The hours passed. More bodies arrived. Representatives from the other nations. Cassia, sharply dressed in black, presented Vania’s withdrawal from no less than six trade agreements. Takeshi removed Ikaro from two. There were delegates from the smaller islands too: faces and names that Ojo knew he should recognize but did not. Nevertheless, he took their requests, filed their complaints by order of priority, and passed them on to the guildmasters where appropriate.
It wasn’t until the arrival of a representative from one of Mertika’s smaller conquests, an island that had once had a name of its own, that things grew ugly.
The delegate, flanked by a convoy of Mertikan bladecrafters, strode into the room and arrowed toward Ojo, a rolled-up parchment in her grip. “Six of our smallest provinces,” she said.
“Excuse me?”
She flashed her teeth. The woman was tall, taller even than Ojo, and, while spindly, was anything but graceless. “Six of our smallest provinces were stolen by your armies.”

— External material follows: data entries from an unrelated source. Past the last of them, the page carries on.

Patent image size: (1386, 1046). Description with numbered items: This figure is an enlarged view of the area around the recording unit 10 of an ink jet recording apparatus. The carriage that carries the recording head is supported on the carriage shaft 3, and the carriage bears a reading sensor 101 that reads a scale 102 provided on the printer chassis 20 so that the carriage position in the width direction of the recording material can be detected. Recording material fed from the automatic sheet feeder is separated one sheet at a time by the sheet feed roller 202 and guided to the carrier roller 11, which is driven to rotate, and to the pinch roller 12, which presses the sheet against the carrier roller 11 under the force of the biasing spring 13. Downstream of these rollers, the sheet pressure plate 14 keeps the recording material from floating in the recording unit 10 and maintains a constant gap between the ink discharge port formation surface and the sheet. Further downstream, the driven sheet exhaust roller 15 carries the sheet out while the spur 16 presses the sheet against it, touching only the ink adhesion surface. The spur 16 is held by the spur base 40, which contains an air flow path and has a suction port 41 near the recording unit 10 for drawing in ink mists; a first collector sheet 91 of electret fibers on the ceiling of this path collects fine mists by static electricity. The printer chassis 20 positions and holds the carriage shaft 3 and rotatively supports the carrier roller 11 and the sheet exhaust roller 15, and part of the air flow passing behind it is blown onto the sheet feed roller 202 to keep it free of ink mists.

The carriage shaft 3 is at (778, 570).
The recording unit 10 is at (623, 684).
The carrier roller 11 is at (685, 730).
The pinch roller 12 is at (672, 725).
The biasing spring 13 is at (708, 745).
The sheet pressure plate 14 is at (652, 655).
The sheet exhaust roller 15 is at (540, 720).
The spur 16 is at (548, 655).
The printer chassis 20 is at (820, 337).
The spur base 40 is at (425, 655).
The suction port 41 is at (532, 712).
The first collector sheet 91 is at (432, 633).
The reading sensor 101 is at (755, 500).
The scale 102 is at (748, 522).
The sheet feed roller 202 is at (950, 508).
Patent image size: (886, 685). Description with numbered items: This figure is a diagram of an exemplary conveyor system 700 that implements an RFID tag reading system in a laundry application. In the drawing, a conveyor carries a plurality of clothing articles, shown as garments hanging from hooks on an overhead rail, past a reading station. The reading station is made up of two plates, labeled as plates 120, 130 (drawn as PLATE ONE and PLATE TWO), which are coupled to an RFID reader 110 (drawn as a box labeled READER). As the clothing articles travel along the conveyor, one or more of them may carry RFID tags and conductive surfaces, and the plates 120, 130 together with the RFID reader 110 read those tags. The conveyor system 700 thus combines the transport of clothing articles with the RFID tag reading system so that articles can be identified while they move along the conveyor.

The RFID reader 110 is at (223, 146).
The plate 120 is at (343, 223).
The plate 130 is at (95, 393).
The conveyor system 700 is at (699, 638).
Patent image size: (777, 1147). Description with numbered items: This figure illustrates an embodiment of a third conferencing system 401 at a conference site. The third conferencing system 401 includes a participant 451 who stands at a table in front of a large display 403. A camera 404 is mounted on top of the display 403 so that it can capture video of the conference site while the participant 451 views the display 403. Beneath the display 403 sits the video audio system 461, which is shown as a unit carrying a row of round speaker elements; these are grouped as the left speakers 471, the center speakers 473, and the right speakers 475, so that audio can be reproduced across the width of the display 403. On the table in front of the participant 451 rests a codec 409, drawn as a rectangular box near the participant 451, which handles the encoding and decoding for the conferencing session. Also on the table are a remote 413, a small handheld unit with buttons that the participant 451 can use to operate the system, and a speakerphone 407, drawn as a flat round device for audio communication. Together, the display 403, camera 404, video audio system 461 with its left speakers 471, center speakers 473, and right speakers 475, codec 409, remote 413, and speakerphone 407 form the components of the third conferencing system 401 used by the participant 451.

The door slammed open again before Ojo could reply, and the room fell silent, their attention riveted by the group silhouetted in the light. There were seven figures, all members of the Rumikan embassy. Kris at the vanguard, an accompaniment of bladecrafters to either side. All of them held their swords at ready. This, Ojo knew, would not be an easy conversation.
“Warder Denn,” Ojo said.
“Rumika has grounds to believe”—no introductions, no formalities, straight to business; Kris stalked forward as they spoke, restless as a storm—“that Quloo has been acting in bad faith. We have evidence that proves that Quloo had always intended to violate the treaty that was—”
“What is this child doing here, Ojo?” Nenge’s voice.
Ojo slid a glance over his shoulder. “Warder Denn is not a child.”
“But he”—Ojo flinched at the choice of pronouns; Nenge was on the offensive—“acts like one. No greeting. No genuflections. Not even an appointment. Did you invite him here, Ojo?”